HAFNet: Hierarchical Attentive Fusion Network for Multispectral Pedestrian Detection
Round 1
Reviewer 1 Report
This paper proposed a multispectral pedestrian detection method named "Hierarchical Attentive Fusion Network (HAFNet)". The Hierarchical Content-dependent Attentive Fusion (HCAF) and Multi-modality feature alignment (MFA) are used to detect pedestrians. The proposed method is significant for the application of multispectral pedestrian detection, while there are more details should be further explained.
1. Figure 2 (a), the "HCMA" module is not explained in the text. Maybe it’s the "CMA" module mistakenly wrote as "HCMA".
2. Please further check the position of Correlation-modality attention (CMA) and Hierarchical reference generation (HRG) described in the network, as shown in Figure 2(a).
3. The models of ACF and Fusion RPN+BF mentioned in Table 2 were tested on MATLAB platform, while the other models were tested on 1080TI GPU?
4. The experimental results of the CVC-14 dataset should be further explained.
Author Response
Please see the attachment.
Author Response File: Author Response.pdf
Reviewer 2 Report
In this work, a pedestrian detection approach based on Hierarchical Attentive Fusion Network is proposed for visible and thermal image pairs. The HAFNet comprises MFA module, HCAF module and detection head, which are used to adjust thermal features, guide the pixel-wise multi-modal feature integration, and detect pedestrians, respectively. Experiments shows the robustness and accuracy superiorities. Generally, the paper is well written. I have several issues that hope the authors will take into consideration.
1) Paragraph “Spatial attention”, “defined as a attention” => “an”
2) Paragraph “Block Design”, convolutional weight parameters are initialized to zero? I cannot understand the mechanism. Please explain this point.
3) In the loss function L, what is the difference between Lref and Lcls/Lreg’? Aren’t they derived from the ground truth map? I think sub-section 3.4 should be re-organized in a clearer style.
4) The bounding box on the thermal image of Fig. 4 is not clear enough. Authors are suggested to choose a high-contrast color.
5) Fig. 4 and Fig. 5 cannot reveal the occlusion cases. It is necessary to show the none, partial, and heavy occlusion cases in a more obvious fashion.
6) The results of CVC-14 dataset are short. It is recommended to present more results and analyses.

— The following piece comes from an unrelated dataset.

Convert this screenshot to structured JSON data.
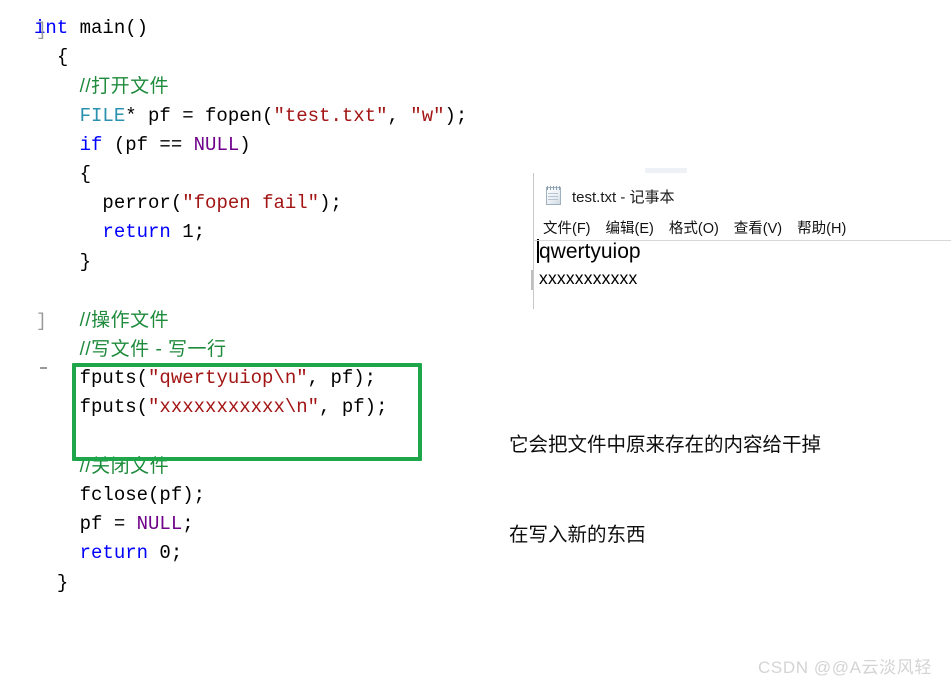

7) This work fuse visible and thermal images for pedestrian detection. In my opinion, it is necessary to show the detection results using single image modality.
Author Response
Please see the attachment.
Author Response File: Author Response.pdf
Reviewer 3 Report
This paper introduces a new technique for multispectral pedestrian detection. The experiment results are interesting. The manuscript is well organized and generally clear. However, the manuscript has to be improved before publication. My comments are as follows:
1. Generally, the introduction section represents the significance, the background, the gap, and the methodology of the research. It is recommended to rewrite the introduction section considering the information mentioned above. In addition, there is a need to introduce the research gap in detail and to show how the authors deal with it.

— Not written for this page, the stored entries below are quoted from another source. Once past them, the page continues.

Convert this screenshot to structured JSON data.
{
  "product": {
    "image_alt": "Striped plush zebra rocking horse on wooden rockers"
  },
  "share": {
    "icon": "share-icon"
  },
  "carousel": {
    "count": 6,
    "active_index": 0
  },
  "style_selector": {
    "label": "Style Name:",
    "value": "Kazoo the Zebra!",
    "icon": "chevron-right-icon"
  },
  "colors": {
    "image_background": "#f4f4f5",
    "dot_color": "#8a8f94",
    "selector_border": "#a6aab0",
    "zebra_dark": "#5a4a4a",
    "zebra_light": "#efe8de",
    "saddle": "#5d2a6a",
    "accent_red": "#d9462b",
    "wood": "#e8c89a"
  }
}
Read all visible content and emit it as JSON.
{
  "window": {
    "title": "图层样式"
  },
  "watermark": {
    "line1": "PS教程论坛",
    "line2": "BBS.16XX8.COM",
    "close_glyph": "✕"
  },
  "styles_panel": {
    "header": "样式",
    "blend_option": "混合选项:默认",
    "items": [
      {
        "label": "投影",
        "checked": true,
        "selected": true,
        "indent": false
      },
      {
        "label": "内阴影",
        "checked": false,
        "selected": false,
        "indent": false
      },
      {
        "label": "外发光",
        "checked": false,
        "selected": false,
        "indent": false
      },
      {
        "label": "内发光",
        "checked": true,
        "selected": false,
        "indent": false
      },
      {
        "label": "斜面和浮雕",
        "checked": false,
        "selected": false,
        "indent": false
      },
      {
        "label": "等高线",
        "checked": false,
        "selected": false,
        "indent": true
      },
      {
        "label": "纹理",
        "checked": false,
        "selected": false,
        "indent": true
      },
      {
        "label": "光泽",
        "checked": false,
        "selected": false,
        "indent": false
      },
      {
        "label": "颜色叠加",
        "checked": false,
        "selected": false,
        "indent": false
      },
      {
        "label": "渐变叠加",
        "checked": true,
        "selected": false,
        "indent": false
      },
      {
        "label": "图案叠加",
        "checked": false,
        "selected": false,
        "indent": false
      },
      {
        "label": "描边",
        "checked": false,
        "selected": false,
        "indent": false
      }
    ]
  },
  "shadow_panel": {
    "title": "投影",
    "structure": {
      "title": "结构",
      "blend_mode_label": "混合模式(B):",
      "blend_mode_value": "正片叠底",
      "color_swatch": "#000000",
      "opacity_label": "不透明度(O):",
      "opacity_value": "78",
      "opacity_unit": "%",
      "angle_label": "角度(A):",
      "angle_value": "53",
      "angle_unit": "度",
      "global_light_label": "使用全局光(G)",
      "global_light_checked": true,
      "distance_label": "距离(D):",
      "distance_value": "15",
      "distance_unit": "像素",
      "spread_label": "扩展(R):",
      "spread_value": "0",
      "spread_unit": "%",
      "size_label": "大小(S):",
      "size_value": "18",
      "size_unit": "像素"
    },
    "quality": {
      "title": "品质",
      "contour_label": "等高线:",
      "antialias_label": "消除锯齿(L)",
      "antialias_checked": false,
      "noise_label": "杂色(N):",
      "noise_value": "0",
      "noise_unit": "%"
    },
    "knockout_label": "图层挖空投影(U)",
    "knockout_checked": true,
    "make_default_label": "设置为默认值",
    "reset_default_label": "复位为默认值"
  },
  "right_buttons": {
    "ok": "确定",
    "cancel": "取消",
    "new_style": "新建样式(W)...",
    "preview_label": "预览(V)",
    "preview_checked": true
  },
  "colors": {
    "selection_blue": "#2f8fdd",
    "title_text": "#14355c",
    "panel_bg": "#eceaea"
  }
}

2. Please avoid to write the results in the introduction section.
3. Please avoid the repetition of “we introduce”.
4. I suggest to the authors to detail more the related works section in order to give a clear view to the readers.
5. Please edit figure 2 to make more understandable for the readers.
6 Although it is not necessary for the publication of the paper in my opinion, I may recommend to add a discussion section.
7. Please rewrite the method section to make it easier to understand for the readers.
Author Response
Please see the attachment.
Author Response File: Author Response.pdf
Round 2
Reviewer 2 Report
The authors have properly addressed my comments. I think this version is deserved to be published. The authors might also present graph results in 4.4.4 if possible. Thank you.